The stoma is the opening from your pouch to your intestines.  This opening is what permits food to pass through. If it is too large you will not have any restriction no matter how small your pouch is. The food you eat will travel freely into your small intestines. The bypass works by offering you both restriction and malabsorption so a large stoma will jeopardize your weight loss because it will not give you any restriction. The ideal opening of the stoma is under 18 mm. 


A barium swallow x-ray or endoscopy will let your surgeon know the size of your pouch and stoma.   He needs the pouch to be large enough so he can work on it. If it is a good size he can redo your pouch and make the stoma smaller at the same time. This is the best option.

If the pouch is not large enough ( smaller than 5 cm in height)  the stoma may be plicated to give you some restriction. This is a temporary solution though which will only help you initially since the sutures may come undone or the stoma may stretch again fairly quickly. This last option is only offered when the surgeon will be adding malabsorption too as it will not work very well on its own. 


The gastric bypass has the advantage of allowing patients to lose weight in two ways.  The restrictive component plus the malabsorptive component, losing weight the first few years is easy even if you are not very careful in choosing what you eat given the nature of the bypass.  But over time if habits aren’t changed weight can creep back up. 

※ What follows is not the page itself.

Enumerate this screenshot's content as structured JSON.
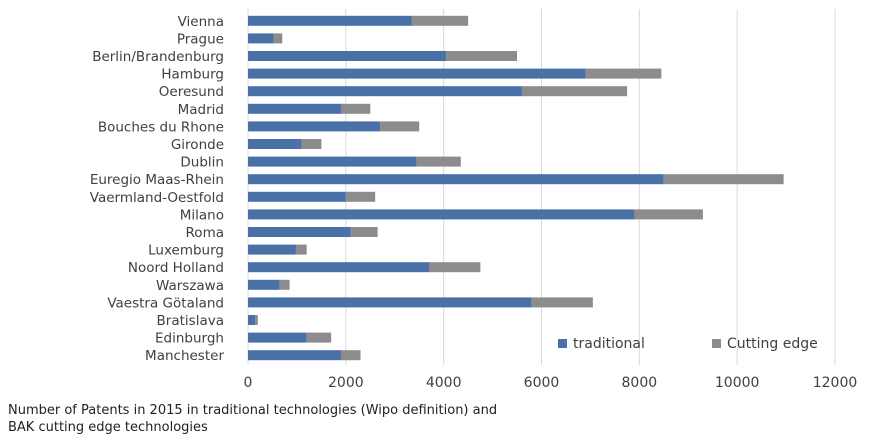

We recommend patients change eating habits right after surgery. It will not only maximize your weight loss results from the beginning but will let you create good habits that will last a lifetime. 


 Go back to working with your bypass. The surgery is still there to help you. Protein is key with all weight loss surgeries so be sure you have protein in every meal and snack you eat. Continue to keep meals separate from drinks as well, this is a rule that many patients forget over time and avoid high-calorie liquids. Visit a bariatric nutritionist if possible, certain food combinations work best for weight loss and keeping you satiated throughout the day to better help you change your habits. 


The malabsorptive component of the bypass is just as important as the restriction.     The length of the limbs your surgeon leaves during surgery determines how much malabsorption you will have after surgery. There is no one size fits all solution, your surgeon will determine the lengths once he is inside and measures the total length of your intestines and takes into consideration other factors like your BMI, comorbidities you may have, the size your pouch, etc.

For some patients, the malabsorption they have is not enough to help them keep the weight off long term. As time goes by the body becomes more efficient and learns to absorb more so patients lose more of the malabsorptive component and are solely relying on the restriction the bypass offers and this may not be enough to maintain weight loss.  Some patients may need more malabsorption added in the long run. 


Your surgeon may add malabsorption to your bypass regardless of whether the pouch and stoma need to be redone too.  The amount of malabsorption that may be added will depend on what measurements your surgeon used in your original surgery. Having our original surgery report is helpful but your surgeon will measure the limbs once inside to determine what will be done to help you absorb less. 


There is not one single technique for performing a gastric bypass. Surgeons use their criteria, experience, etc. to determine how the bypass will be done. This means that some surgeons give patients different size pouches. Having a pouch that is too large for you means you are able to eat too much food in one meal. Restriction is one of the 2 components of a bypass and a  very large pouch eliminates this important aspect. Initially, you may lose weight fine but over time if the pouch is too big you will most likely regain the weight. 


Your surgeon may perform a barium swallow x-ray or endoscopy to check the size of your pouch to see if it can be made smaller.  If you have the information ( surgery report) of what was done during your surgery the surgeon can determine what may be done. Redoing your pouch automatically means they will redo your stoma too so you will have a lot of restriction. 

If your pouch is large but not large enough that it may be fully redone, your surgeon may plicate from the outside it to give you some restriction.  This is only done when patients will be adding malabsorption too since this is only temporary help.